Лёлина тётка была вне себя от досады. Она хотела остановить Лёлю, когда та пробегала мимо неё, но, вероятно, поняв, что Лёля её не послушается, обратилась к гостям, прося извинить за неожиданную выходку племянницы.
— Не знаю, что с ней случилось сегодня! — сказала она. — Это Клавдия Николаевна её смутила…
— Её и надо так смущать, — ответила Клавдичка, — а то ей уже хочется показываться.
Я посмотрела на лёлиного дядю: он сидел впереди в кресле и разговаривал со старым человеком в мундире, как будто не замечая, что лёлина игра кончилась и она убежала.
Но и эта выходка Лёли не вызвала ни у кого недовольства.
— Талант! — сказал один из гостей. — Ничего не поделаешь! Талант своеволен…
Я догнала Лёлю в коридоре. Она стояла у окна, видимо, ожидая меня.
— Тебе понравилось, как я сейчас играла? — требовательно спросила она.
Я не умела выразить словами, какое впечатление произвела на меня её игра.
— Мне больше понравилось, как ты играла, когда я только что пришла. А сейчас…
— Это я нарочно так делала. Мне надоело для них играть: каждый раз показывают, как обезьяну какую-нибудь…
Лёля была так непохожа на обезьяну, что я рассмеялась, но тотчас же смолкла, увидев крупные слёзы у неё на глазах.
— Им всё хорошо! — как-то угрожающе сказала она. — Что бы я ни сыграла, они всё равно похвалят. Они к тётке в гости пришли, ну, и всё хвалят: обед хвалят, тёткино платье хвалят, мою игру. Дядя Толя — важный человек, если его кто-нибудь из них попросит, он может всё сделать.

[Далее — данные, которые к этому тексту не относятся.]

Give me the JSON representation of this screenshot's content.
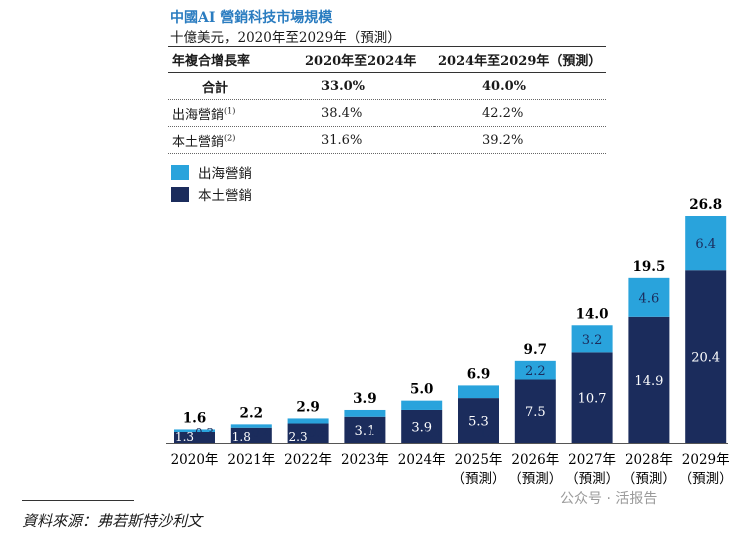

А они знают, что он любит меня, вот и хвалят меня, когда ничего хорошего в моей игре нет. Подлизываются…
Она вдруг покраснела и топнула ногой:
— А ещё уйдут домой и будут надо мной смеяться! Я же знаю: я, и верно, играла плохо. Мне стыдно так играть, а я всё равно буду так играть, хотят, чтобы была обезьяной, ну, и пусть буду обезьяна… — И она утёрла рукой глаза.
— Хорошо тебе, — сказала она, успокоившись, — ты с мамой и папой живёшь. И с Клавдичкой ещё. А я тут одна…
— Но ведь тут тебя все любят.
— А я всех их ненавижу.
— Кого всех?
— Ну, всех! Виташку я, правда, люблю и дядю… А ее ненавижу.
Наверно, в этом доме в лёлину жизнь входило очень много ненужного ей, и всё это ненужное она соединяла с теткой.
— Всё равно, хоть и любят, мне не хочется тут жить, я хочу к своему папе…
И она горячо и порывисто, как всё, что она делала, бросилась мне на шею и заплакала, уткнувшись в моё плечо.
— …Я…я потому здесь живу, что папа хотел… чтобы я училась. Я всегда помню его… и девочек, с которыми я играла. Папочка мой… папочка…
Мы ушли в лёлину комнату и долго сидели, обнявшись, в большом кресле, и Лёля рассказывала мне, как хорошо жили они с папой в деревне, как она каталась с девочками на салазках с горы и как они летом бегали купаться.
Понемногу она развеселилась, и скоро громкий смех её уже снова раздавался в комнате.
Когда мы уходили, я слышала, как лёлин дядя сказал Клавдичке:
— Всё-таки, Клавдия Николаевна, вы видите сами, что каждый ваш визит выбивает её из колеи. Это вредно для неё.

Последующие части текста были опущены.